Written by Bernadette Clair, Senior Regulatory Compliance Counsel
First off, I hope everyone had a great Thanksgiving holiday, spending time with friends and family!
This is the time to update and renew loan originator registrations. The SAFE Act renewal period, which began November 1st, will expire on December 31, 2013. Remember that under the SAFE Act, all credit unions and their MLOs must renew their registration during the annual renewal period each year (there is an exception for MLOs registering for the first time less than six months prior to the end of the annual renewal period). If a credit union and its MLOs do not renew their registration, they would be prohibited from originating residential mortgage loans until their status has been reactivated.
From 12 CFR 1007.103(a)(2):
Ҥ 1007.103 Registration of mortgage loan originators.
[…]
(2) Covered financial institution requirement —(i) In general. A covered financial institution that employs one or more individuals who act as a residential mortgage loan originator must require each such employee to register with the Registry, maintain this registration, and obtain a unique identifier in accordance with the requirements of this part.

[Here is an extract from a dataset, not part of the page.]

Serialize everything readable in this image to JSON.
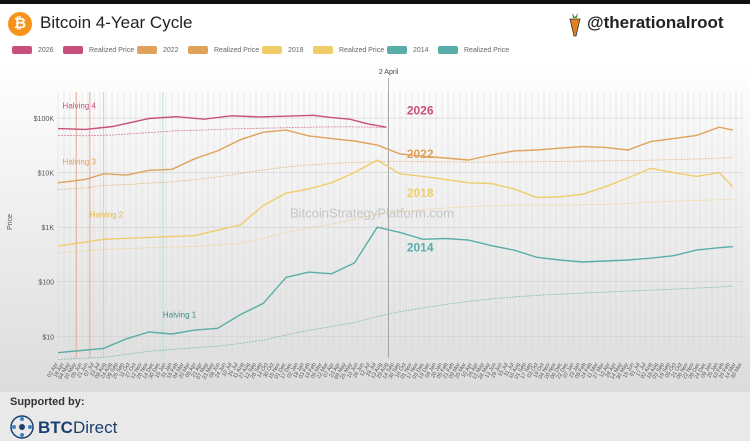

(ii) Prohibition. A covered financial institution must not permit an employee who is subject to the registration requirements of this part to act as a mortgage loan originator for the covered financial institution unless such employee is registered with the Registry pursuant to this part.”
If the institution’s MLO(s) misses the December 31 deadline for annual renewal, the MLO’s status goes inactive. During the period of inactivity, the MLO cannot originate loans, but as soon as the MLO renews his/her registration, he/she will go back to active status and may begin originating again.